Close Brothers, proportionally the UK’s largest car finance provider, subsequently suspended its dividend and launched a £400mn capitalisation plan, including the sale of its asset management business.

In October last year, the Court of Appeal ruled it was unlawful for banks to pay any commission to car dealers if customers had not given informed consent. Discretionary commission arrangements were banned by the FCA in 2021.

Close Brothers said on Tuesday that it would not pay an interim dividend. It spent £8.4mn on operational and legal costs to handle a sharp rise in car finance complaints in the six months to the end of January and expects a full-year figure of about £22mn, up from its previous forecast of £10mn to £15mn.

The group resumed car finance lending in January, having paused it after the October court ruling. The freeze hit new business volumes by an estimated £100mn which Close Brothers estimates will lead to a £4mn reduction in full-year adjusted operating profit.

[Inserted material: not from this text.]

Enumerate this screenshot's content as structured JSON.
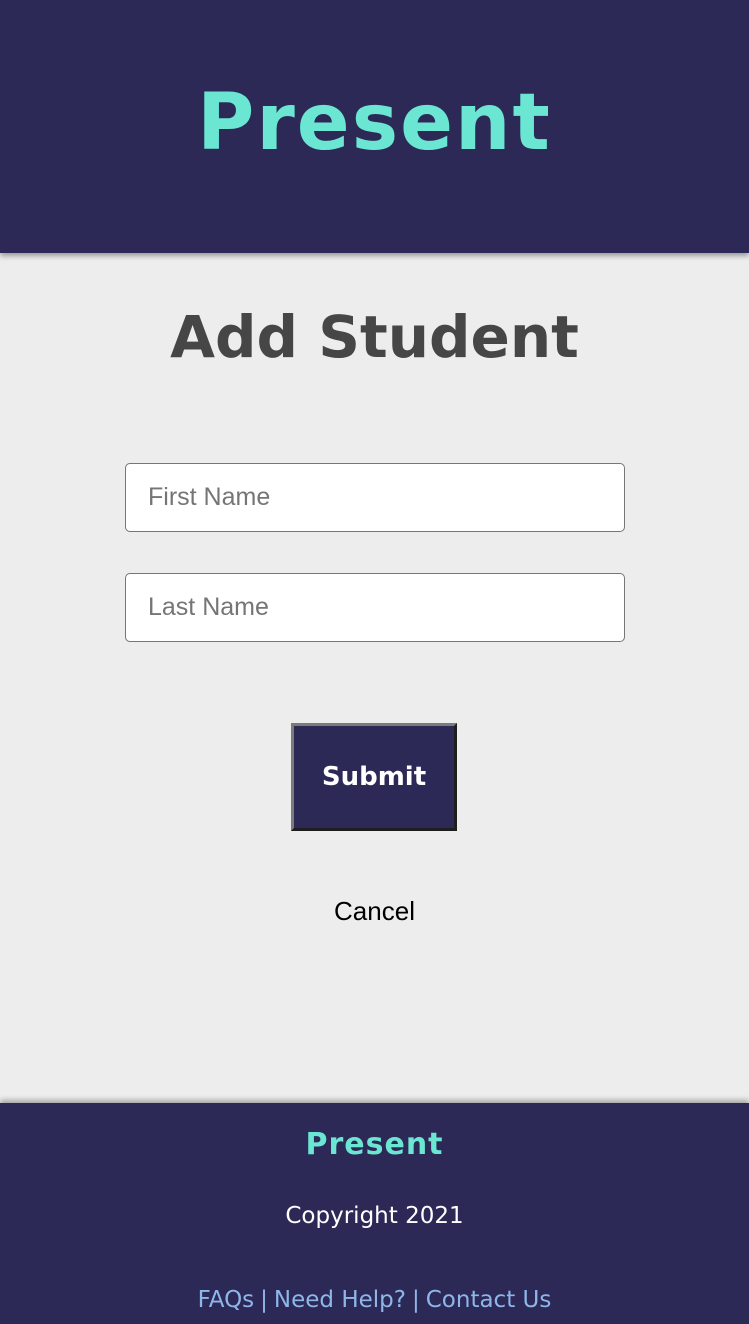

The bank said it expected “modest growth” of its loan book in the second half of the financial year and that by the end of its financial year, its loan book would be “broadly flat” compared with last year.

Close Brothers said the sale of its asset management business had generated a profit of about £59mn on disposal and bolstered its capital position. Its common equity tier 1 ratio — a measure of financial resilience — was 13.4 per cent after the sale, it said.

Chief executive Mike Morgan, who took over the role in January, said however that there was “more to be done” to make the business more efficient.

“We are actively evaluating our lending mix and portfolios to ensure they maximise returns,” he said, adding that he had started a review of operational efficiency and costs.

“A more efficient, focused group will allow us to reinvest in areas with the greatest growth potential,” he said.